وَإِذْ قَالَ لُقْمَانُ ِلأَبْنِهِ وَهُوَ يَعِظُهُ يَابُنَيَّ لاَ تُشْرِكْ بِاللهِ إِنَّ الشِّرْكَ لَظُلْمٌ عَظِيمٌ (لقمان: 13)
“Dan ingatlah ketika Luqman berkata kepada anaknya, dalam keadaan dia menasihatinya: “wahai anakku, janganlah engkau mempersekutukan Allah, sesungguhnya mempersekutukan Allah adalah kezaliman yang besar.” (QS. Luqman (31): 13)

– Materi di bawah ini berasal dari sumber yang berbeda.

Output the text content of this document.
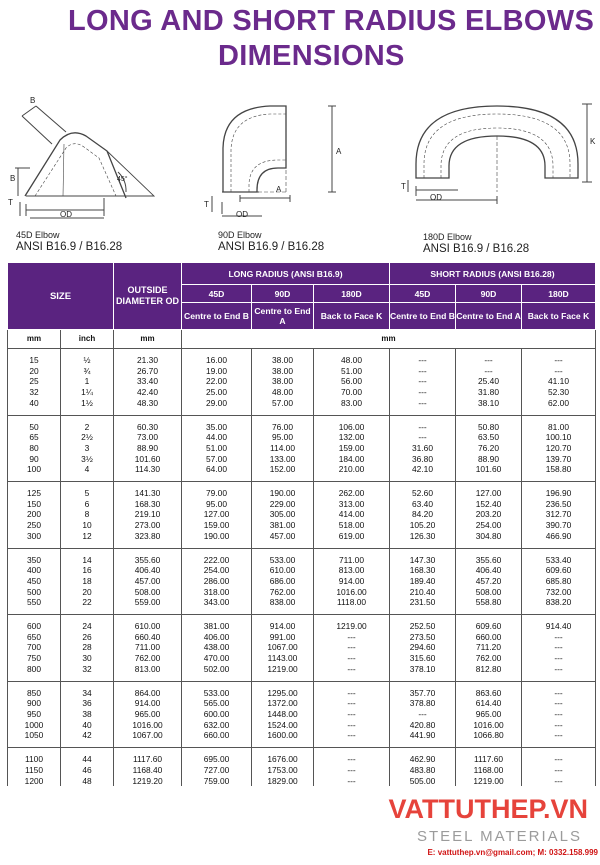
LONG AND SHORT RADIUS ELBOWS
DIMENSIONS
B
B
T
OD
45°
A
A
T
OD
K
T
OD
45D Elbow
ANSI B16.9 / B16.28
90D Elbow
ANSI B16.9 / B16.28
180D Elbow
ANSI B16.9 / B16.28
SIZE		OUTSIDE DIAMETER OD	LONG RADIUS (ANSI B16.9)			SHORT RADIUS (ANSI B16.28)		
			45D	90D	180D	45D	90D	180D
			Centre to End B	Centre to End A	Back to Face K	Centre to End B	Centre to End A	Back to Face K
mm	inch	mm	mm					
15	½	21.30	16.00	38.00	48.00	---	---	---
20	¾	26.70	19.00	38.00	51.00	---	---	---
25	1	33.40	22.00	38.00	56.00	---	25.40	41.10
32	1¼	42.40	25.00	48.00	70.00	---	31.80	52.30
40	1½	48.30	29.00	57.00	83.00	---	38.10	62.00
50	2	60.30	35.00	76.00	106.00	---	50.80	81.00
65	2½	73.00	44.00	95.00	132.00	---	63.50	100.10
80	3	88.90	51.00	114.00	159.00	31.60	76.20	120.70
90	3½	101.60	57.00	133.00	184.00	36.80	88.90	139.70
100	4	114.30	64.00	152.00	210.00	42.10	101.60	158.80
125	5	141.30	79.00	190.00	262.00	52.60	127.00	196.90
150	6	168.30	95.00	229.00	313.00	63.40	152.40	236.50
200	8	219.10	127.00	305.00	414.00	84.20	203.20	312.70
250	10	273.00	159.00	381.00	518.00	105.20	254.00	390.70
300	12	323.80	190.00	457.00	619.00	126.30	304.80	466.90
350	14	355.60	222.00	533.00	711.00	147.30	355.60	533.40
400	16	406.40	254.00	610.00	813.00	168.30	406.40	609.60
450	18	457.00	286.00	686.00	914.00	189.40	457.20	685.80
500	20	508.00	318.00	762.00	1016.00	210.40	508.00	732.00
550	22	559.00	343.00	838.00	1118.00	231.50	558.80	838.20
600	24	610.00	381.00	914.00	1219.00	252.50	609.60	914.40
650	26	660.40	406.00	991.00	---	273.50	660.00	---
700	28	711.00	438.00	1067.00	---	294.60	711.20	---
750	30	762.00	470.00	1143.00	---	315.60	762.00	---
800	32	813.00	502.00	1219.00	---	378.10	812.80	---
850	34	864.00	533.00	1295.00	---	357.70	863.60	---
900	36	914.00	565.00	1372.00	---	378.80	614.40	---
950	38	965.00	600.00	1448.00	---	---	965.00	---
1000	40	1016.00	632.00	1524.00	---	420.80	1016.00	---
1050	42	1067.00	660.00	1600.00	---	441.90	1066.80	---
1100	44	1117.60	695.00	1676.00	---	462.90	1117.60	---
1150	46	1168.40	727.00	1753.00	---	483.80	1168.00	---
1200	48	1219.20	759.00	1829.00	---	505.00	1219.00	---
VATTUTHEP.VN
STEEL MATERIALS
E: vattuthep.vn@gmail.com; M: 0332.158.999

Kata ya-izhuhu terambil dari kata wa’azh yaitu nasihat menyangkut berbagai kebajikan dengan cara yang menyentuh hati. Ada juga yang mengartikannya sebagai ucapan yang mengandung peringatan dan ancaman. penyebutan kata ini sesudah kata dia berkata untuk memberi gambaran tentang bagaimana perkataan itu beliau sampaikan. Yakni tidak membentuk, tetapi penuh kasih sayang sebagaimana dipahami dan panggilan mesranya kepada anak. Kata ini juga mengisyaratkan bahwa nasihat itu dilakukannya dari saat kesaat, sebagaimana dipahami dari bentuk kata kerja masa kini dan datang pada kata ya’izhuhu[2].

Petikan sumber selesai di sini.